Good news for Rio Tinto (NYSE:RIO): recently the Australian state of Queensland, gave the company the go ahead to expand it bauxite mining operation plans for the South of Embley project on Cape York.
The expansion, which will cost something in the region of $1.5 billion, has "raised concerns about shipping through the Great Barrier Reef." This is because the project is now entirely in the hands of the federal government. The approval has been granted provided that the company follows strict rules and regulations in terms of its operating procedures. This development also means that the life span of the nearby Weipa bauxite mine, which is located nearby, will also be extended for about another four decades.
This is great news for the company, especially following the fact that the decision was significantly delayed by the federal government, which voiced concerns regarding shipping procedures through the Great Barrier Reef. The entire situation has been a matter of some controversy it would seem, but now Rio Tinto is finally one step closer to achieving its bauxite goals in the area. However, the company still requires approval at a federal level and this may take up to another year. This will delay the revenue generating project for both Rio Tinto as well as for Queensland in general as this is a project that will create numerous new jobs in the area. Once it has this approval and once it has gathered all of the permits it needs, operations will begin.

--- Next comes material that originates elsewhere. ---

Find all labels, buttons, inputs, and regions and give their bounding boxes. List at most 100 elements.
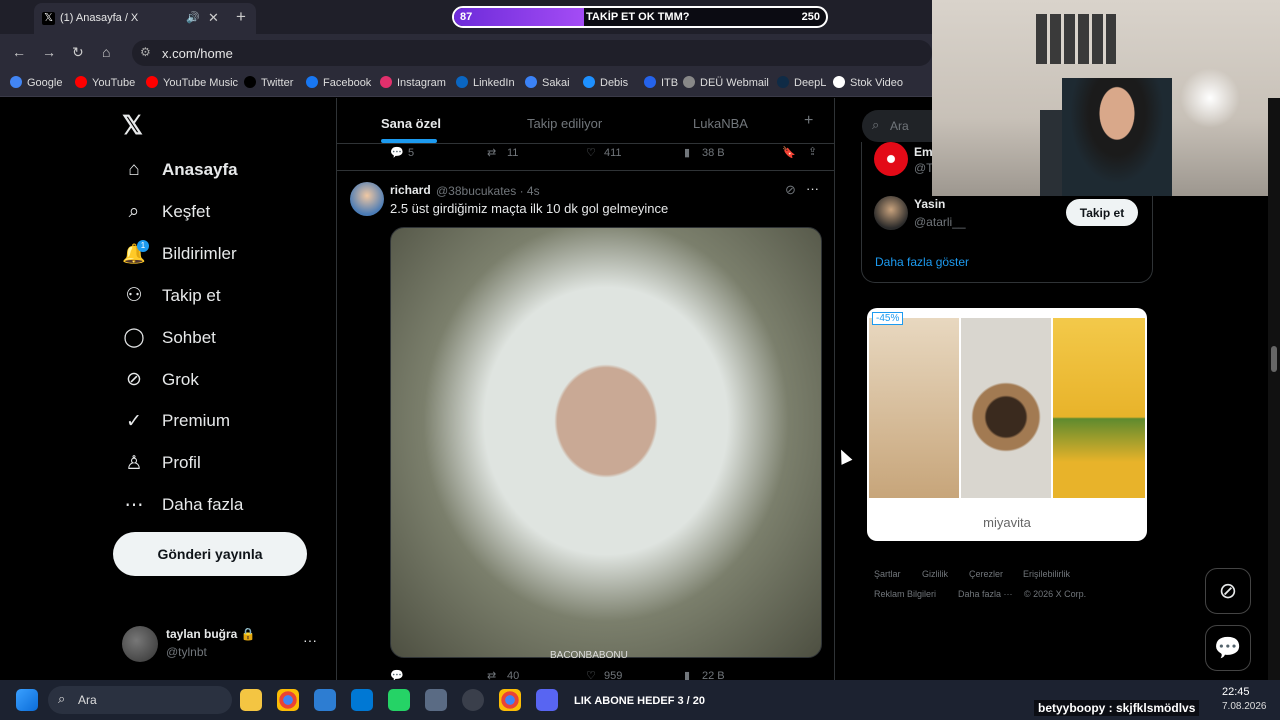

In addition to the official approval needed, an internal go ahead inside the company itself will also have to be achieved. So, although this is very good news for Rio Tinto, there is still a long way to go before investors begin to see the fruits of this endeavor.
In addition, it appears that environmentalist groups remain opposed to the operations. This is not surprising at all as far as I am concerned. The area where mining operations will be conducted is being considered by the government for World Heritage Nomination. Clearly, this conflicts rather badly with the aims of Rio Tinto. This may also delay the final decision until the question of whether or not a World Heritage Site will be proposed is resolved. On top of that, a species of crab has been discovered in the area. The survival of this species will most likely be threatened by the advent of new mining operations in the area. These objections are raised despite the company's promise to leave the creek where the species was discovered completely untouched. Hopefully, for the sake of stockholders, these delaying issues will be resolved soon.
At the same time, Rio Tinto, as well as the largest mining company, BHP Billiton (NYSE:BHP), are suffering severely under the pressure from the huge mining slump. Both companies recently announced that they plan to "ration capital spending because of escalating costs and a slower-than-expected global economy." Naturally we can expect most other mining companies in the industry to follow a similar pattern as these are factors that will have widespread effects. The aforementioned project in Queensland, is possibly one of the best ways for Rio Tinto to get itself out of the deep water it is currently in. Fortunately the problems it is facing are affecting its competitors as well.
BHP has also been in the news because of its plans for its TEMCO manganese alloy plant in northern Tasmania. Basically the company remains open to the option of selling the plant. BHP has already cut a number of jobs in order to recoup is losses from the plant. In addition the company has entered into a deal with Hydro Tasmania. The significance of this deal is that it could return the plant to its previous levels of profitability. Despite this, BHP may still decide to close the plant. A final decision will be reached soon.
Vale's (NYSE:VALE) natural gas asset sale has drawn the attention of Cia Energetica de Minas Gerais, a Brazilian company. In short CEMIG wants to buy some of Vale's natural gas reservoirs. This will allow the Brazilian company to have access to "more fuel for power generation." The Brazilian company is in need of additional supplies if it is to continue to be successful. Vale has the opportunity to benefit substantially from this need. However, if the company feels that it needs to sell off its assets in order to stay in the game then it seems to me that other options may be better ones to back.
Competitor Anglo American (OTCPK:AAUKY) is involved in an asset dispute with the Chilean company Codelco. Investors hope that this means that the end of the damaging dispute is soon coming. The two companies have been locked in battle regarding Codelco's "long-standing option to buy a minority stake in the coveted Anglo American Sur." If these resumed talks still come to nothing then we can expect a huge and expensive legal battle to ensue. A lot is riding on the outcome of these talks, and therefore investors should keep a close eye on the stock.
In the meantime Alcoa (NYSE:AA) seems to be doing fairly well. Recently, it announced the start of the construction of its greenfield aluminum lithium expansion project of Lafayette, Indiana. This enormous and expensive facility will most likely begin operating within the next two years and represents a positive step forward for the company. As it will produce state-of-the-art aluminum lithium alloy this could be a real money maker for the company. This is a stock that I really feel is worth keeping an eye on in the months and years to come.
The expansion project should help Rio Tinto moving forward, and it can use this help to push past its struggling competitors and keep ahead of its successful ones.
Disclosure: I have no positions in any stocks mentioned, and no plans to initiate any positions within the next 72 hours.